Dubbed a “Taste of Finnair”, the airline is selling a range of its business class meals at K-Citymarket in the Vantaa Tammisto region of Finland, all handmade in the Finnair Kitchen. Designed by Finnair’s chefs, dishes include reindeer meatballs, arctic char and teriyaki beef, and cost between €10 to €13 each.
Two main course options are available throughout the week from Monday to Sunday, and an additional starter is on sale from Friday to Sunday. If the pilot program is successful, Finnair may increase production and start selling the meals further afield.
“We want to offer the opportunity for a Finnair experience and everyday luxury at home, now that travel has been restricted in many ways,” Marika Nieminen, Finnair kitchen VP, said in a press release.
“At the same time, this is a new business opening for us and employs our chefs in Vantaa. It is especially great that at a time when most of Finnair Kitchen’s employees have been laid off, we can bring work and employment to our employees through a new experiment.”Finnair is just one of a growing number of airlines pivoting their business model to sell food to wanderlust-hungry punters. Globetrender has previously reported on a host of Asian airlines making their signature meals available on the ground.

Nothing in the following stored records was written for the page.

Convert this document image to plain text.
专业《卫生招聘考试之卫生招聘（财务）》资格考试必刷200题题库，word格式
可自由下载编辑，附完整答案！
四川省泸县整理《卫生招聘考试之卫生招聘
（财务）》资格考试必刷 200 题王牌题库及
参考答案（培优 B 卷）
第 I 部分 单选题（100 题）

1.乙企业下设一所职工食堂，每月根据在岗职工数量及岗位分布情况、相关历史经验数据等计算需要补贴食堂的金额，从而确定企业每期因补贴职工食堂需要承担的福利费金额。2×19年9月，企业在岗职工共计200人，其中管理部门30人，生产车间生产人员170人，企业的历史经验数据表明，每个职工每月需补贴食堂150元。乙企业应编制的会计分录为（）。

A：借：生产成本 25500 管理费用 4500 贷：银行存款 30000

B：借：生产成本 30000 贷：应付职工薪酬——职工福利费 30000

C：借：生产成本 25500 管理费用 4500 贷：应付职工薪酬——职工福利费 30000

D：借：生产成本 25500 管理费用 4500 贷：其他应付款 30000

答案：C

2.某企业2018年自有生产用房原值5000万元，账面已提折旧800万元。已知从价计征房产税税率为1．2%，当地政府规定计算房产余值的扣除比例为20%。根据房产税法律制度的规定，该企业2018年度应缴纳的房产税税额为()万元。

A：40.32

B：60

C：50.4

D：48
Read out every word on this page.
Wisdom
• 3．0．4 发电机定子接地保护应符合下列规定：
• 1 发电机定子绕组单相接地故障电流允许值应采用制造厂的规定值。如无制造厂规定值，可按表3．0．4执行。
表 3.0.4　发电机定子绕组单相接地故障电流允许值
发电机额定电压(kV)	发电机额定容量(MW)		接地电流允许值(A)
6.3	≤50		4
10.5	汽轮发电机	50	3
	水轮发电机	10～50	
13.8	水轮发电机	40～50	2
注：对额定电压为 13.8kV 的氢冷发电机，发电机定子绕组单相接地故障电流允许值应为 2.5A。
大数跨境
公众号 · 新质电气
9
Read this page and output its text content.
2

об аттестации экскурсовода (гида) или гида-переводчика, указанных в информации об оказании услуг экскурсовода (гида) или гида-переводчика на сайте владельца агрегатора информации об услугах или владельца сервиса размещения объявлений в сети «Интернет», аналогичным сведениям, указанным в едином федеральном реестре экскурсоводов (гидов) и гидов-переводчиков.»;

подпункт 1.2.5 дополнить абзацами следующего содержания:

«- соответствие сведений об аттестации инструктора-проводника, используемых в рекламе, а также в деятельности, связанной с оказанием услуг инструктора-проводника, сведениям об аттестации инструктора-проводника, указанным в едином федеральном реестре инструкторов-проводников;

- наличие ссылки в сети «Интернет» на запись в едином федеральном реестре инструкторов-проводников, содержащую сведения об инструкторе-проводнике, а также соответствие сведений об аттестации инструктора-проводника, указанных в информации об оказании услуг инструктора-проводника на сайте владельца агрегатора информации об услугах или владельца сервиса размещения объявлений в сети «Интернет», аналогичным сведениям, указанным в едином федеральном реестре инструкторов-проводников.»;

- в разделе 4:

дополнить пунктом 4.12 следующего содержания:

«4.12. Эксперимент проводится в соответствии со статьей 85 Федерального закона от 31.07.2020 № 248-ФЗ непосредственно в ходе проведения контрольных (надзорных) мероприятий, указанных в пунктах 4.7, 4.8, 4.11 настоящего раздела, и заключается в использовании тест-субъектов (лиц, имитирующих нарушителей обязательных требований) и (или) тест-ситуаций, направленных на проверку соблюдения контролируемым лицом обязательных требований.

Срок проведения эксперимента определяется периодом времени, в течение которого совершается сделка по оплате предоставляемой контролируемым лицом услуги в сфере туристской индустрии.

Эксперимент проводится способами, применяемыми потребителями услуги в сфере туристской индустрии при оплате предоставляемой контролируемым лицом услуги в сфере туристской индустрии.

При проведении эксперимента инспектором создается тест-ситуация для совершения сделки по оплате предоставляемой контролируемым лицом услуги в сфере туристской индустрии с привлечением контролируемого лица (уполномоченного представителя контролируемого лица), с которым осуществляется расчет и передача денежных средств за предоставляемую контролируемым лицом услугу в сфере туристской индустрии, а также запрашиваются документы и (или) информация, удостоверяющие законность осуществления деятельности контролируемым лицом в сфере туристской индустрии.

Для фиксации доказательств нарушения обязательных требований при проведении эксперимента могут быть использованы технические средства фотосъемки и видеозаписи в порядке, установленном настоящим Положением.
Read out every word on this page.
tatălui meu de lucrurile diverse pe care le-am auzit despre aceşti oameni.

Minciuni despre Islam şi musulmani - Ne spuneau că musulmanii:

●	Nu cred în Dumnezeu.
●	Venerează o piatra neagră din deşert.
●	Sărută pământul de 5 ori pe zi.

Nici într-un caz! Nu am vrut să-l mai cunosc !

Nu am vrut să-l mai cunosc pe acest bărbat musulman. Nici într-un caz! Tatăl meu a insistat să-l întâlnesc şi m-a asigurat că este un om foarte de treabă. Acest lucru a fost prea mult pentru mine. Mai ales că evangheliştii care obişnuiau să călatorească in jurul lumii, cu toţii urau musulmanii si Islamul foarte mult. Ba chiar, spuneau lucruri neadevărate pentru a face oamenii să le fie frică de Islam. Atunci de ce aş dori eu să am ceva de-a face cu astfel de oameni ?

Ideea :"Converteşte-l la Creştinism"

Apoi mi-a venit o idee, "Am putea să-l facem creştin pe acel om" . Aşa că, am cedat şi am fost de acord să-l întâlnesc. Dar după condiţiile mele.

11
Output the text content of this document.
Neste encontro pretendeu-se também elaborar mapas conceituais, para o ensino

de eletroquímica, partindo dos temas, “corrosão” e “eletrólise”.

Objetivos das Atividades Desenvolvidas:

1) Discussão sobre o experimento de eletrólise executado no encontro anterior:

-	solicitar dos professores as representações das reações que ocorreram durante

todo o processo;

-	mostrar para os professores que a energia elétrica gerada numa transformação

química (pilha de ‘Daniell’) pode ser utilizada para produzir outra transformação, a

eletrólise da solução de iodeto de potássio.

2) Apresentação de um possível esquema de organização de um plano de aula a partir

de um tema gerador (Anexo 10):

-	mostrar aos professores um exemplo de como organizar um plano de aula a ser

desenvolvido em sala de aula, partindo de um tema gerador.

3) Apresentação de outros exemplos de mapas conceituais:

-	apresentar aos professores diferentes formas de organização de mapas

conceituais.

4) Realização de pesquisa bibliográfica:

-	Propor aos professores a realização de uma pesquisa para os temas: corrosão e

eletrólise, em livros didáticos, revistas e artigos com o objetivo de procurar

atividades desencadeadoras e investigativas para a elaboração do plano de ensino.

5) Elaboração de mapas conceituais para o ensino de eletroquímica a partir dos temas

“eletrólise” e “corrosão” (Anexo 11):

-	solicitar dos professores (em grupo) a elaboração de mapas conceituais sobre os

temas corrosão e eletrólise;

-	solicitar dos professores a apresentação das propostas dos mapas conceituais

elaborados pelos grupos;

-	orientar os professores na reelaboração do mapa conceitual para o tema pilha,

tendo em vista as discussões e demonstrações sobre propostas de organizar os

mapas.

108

Thai Airways kickstarted the trend back in April selling meal boxes from Bangkok airport, then began offering airline food (First, Business and walk-in, priced accordingly) at its new Royal Orchid Dining Experience restaurant.
In Hong Kong, Cathay Pacific is selling meals to airport staff (stir-fried beef strip and Indian curry fish), while low-cost carrier Santan, owned by AirAsia, sells two Malay staples, nasi lemak and beef rendang at its main hub in Kuala Lumpur. Indonesia’s national airline Garuda Indonesia is offering its food as takeaway dinners on a tray.
Singapore Airlines has experimented with new channels for its catering services. In late September, it launched meal kits that would bring first and business class dining into peoples’ homes.
The service came with cooking instructions along with a customised playlist. If you wanted to upgrade the experience, you could pay extra to buy the tableware served on-board (from Wedgwood or Lalique) and even hire a chef who could cook and plate the meal for you at home.